痛さのスケール
今日はアートの時間に担当の子どもが、カーペットの段差につまづいてコケた。
表出言語が弱い人は、痛い、休憩したい、しんどいなどのときにも、単に言わないだけでなく、自覚症状からして乏しいというか、爆発してしまう直前まで感じられないようなことがある。

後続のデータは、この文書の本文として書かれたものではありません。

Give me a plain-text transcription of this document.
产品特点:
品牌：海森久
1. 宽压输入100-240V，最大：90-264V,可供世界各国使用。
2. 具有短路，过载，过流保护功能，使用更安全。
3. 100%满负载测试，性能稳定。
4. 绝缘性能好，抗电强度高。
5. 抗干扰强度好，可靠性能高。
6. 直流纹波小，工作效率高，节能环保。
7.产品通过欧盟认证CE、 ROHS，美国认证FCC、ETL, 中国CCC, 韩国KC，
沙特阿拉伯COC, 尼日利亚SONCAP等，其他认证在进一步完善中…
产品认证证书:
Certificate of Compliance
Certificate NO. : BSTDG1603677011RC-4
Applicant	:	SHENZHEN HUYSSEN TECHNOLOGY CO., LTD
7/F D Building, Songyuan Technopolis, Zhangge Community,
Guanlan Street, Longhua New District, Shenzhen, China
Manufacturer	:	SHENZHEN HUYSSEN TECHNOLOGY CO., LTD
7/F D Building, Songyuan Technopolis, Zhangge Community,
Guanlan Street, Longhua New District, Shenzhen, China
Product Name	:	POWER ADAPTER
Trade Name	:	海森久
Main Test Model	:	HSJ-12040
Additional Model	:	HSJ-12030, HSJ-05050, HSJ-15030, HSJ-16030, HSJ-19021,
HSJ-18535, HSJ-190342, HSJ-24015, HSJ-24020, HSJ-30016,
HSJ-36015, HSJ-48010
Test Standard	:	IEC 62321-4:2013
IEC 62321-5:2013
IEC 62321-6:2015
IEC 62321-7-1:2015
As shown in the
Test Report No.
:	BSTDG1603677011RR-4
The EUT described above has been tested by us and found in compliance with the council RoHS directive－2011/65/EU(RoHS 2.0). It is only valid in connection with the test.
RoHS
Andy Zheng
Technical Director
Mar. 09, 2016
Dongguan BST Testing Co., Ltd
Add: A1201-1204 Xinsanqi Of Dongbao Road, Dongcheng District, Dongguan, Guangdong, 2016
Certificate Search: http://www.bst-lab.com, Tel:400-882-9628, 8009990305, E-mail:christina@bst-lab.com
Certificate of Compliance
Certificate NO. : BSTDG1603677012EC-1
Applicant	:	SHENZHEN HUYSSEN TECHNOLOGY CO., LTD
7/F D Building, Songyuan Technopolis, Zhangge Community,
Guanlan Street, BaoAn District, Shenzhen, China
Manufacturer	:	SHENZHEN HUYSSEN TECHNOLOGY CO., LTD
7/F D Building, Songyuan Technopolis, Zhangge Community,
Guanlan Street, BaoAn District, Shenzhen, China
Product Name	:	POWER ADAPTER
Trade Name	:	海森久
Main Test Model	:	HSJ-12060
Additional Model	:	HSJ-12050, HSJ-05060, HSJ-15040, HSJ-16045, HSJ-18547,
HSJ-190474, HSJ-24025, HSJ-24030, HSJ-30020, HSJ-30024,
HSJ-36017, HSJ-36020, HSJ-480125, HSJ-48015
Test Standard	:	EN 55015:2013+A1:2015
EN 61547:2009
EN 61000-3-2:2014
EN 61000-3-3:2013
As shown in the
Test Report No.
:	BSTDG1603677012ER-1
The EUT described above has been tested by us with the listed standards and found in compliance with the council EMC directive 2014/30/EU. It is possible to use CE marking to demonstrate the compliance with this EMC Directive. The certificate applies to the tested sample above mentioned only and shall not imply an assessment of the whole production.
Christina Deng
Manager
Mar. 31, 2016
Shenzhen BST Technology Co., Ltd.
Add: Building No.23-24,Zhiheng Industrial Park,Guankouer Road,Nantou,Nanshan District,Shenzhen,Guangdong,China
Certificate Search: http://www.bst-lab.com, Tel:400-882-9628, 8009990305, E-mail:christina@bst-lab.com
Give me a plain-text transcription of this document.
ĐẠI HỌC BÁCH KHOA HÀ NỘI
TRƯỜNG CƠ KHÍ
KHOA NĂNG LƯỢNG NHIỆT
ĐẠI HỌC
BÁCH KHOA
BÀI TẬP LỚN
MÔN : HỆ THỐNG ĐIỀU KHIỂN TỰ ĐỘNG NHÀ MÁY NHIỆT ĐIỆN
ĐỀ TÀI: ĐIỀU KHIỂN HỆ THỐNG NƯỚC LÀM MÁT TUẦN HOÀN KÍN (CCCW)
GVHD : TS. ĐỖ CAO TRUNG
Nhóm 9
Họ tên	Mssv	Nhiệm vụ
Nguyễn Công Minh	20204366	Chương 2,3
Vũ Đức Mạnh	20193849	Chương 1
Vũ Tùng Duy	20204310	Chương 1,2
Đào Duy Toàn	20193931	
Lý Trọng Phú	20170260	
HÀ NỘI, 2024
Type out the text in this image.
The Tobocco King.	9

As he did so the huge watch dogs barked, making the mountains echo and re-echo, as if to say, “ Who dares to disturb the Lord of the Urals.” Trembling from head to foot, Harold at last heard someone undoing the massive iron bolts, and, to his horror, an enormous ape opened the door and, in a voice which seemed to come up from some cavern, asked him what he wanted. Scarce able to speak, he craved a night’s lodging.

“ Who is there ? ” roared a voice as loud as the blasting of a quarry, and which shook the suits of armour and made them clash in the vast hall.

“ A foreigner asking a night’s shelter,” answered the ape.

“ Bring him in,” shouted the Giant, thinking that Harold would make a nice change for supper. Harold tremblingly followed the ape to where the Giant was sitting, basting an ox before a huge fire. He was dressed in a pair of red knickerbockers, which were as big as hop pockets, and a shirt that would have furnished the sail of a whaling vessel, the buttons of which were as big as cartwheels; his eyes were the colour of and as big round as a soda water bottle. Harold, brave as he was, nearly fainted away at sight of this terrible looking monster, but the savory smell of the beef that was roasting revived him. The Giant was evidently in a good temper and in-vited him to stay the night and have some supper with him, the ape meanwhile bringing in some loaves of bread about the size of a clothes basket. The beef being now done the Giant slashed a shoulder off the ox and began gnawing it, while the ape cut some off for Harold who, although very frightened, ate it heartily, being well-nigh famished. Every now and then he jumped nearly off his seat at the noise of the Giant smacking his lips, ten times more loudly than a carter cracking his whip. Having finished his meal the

なので、やはり、感覚やその度合いにも、分かりやすい名前をつけて教えていく。
ナースに行って見てもらって、ひとまず大丈夫そうなので、その後、痛さのモニタリングを教えるチャンスとして活用させてもらった。
まず
th「どこが痛い?」
子は、無言で、自分のひじと、ひざをさわる。
th: ああ、そうか。じゃあ「ひざと、ひじが痛いよ」やね・・・
→ホワイトボードにひじ、ひざのワードと絵をかき、すぐもう一度聞く
th:どこが痛いの?
ch「ひじと。ひざがいたい」→そっか、教えてくれてありがとう。
th: ひじは、どのくらい痛い?0が全然痛くない、5が痛すぎてどうしようもないくらいだったら、0から5で?→ホワイトボードにスケールを描き、見せる。
→子、4を指差す。
th:そっか、「ひじが4くらい痛いよ」やね。
→ホワイトボードに「4」とかいて、すぐまた聞く、
th: ひじは、どのくらい痛い?
ch「ひじが、4くらい痛いよ」そーか4か、教えてくれてありがとう、けっこう痛いねえ。こおりもらってきて、冷やそうか?
それから、ひざはどれくらい痛い?
ch「ひざも4くらい」
でも言って気が済んだようで、氷はいらなかったみたい。
お帰りの準備のとき(忘れた頃)、もう一回きいたら、うん?と考えていた。どのくらいかな?と感じようとしていた、というのか。ひじの痛さは4.99、ひざは0になっていた。
th:おお、ひざはもう痛くないんやー、でもひじは、もっと痛くなってるんやね、って言うと、
ch:そうそう。って。
彼は今日はころんで泣いたけど、
「痛みにも度合いがあるなあ、変わっていくなあ」ってことにも、ちょっと新しく気づいたみたいだった。
言葉を使ったコミュニケーションは、人と繋がりをつくるためだけではなく、他者と言葉を交わすことを介して、自分の状況やニーズがよりよくわかる、という効果もある。
しかし、誰かが
「お腹すいたね。」と言ったとき
→0がまだ半日くらいは食べずにいける、5が意識が朦朧として食べ物の幻覚が見えるほど、ってゆーたらどれくらい?
とか
「君のこと、好きだよ。」って言われたとき
→0が全く興味ない、5が今すぐ結婚したい、でゆーたらどれくらい?
なんていうことを言ってたら、
まあそのうち、話しかけてくれる相手が減るだろうなあ。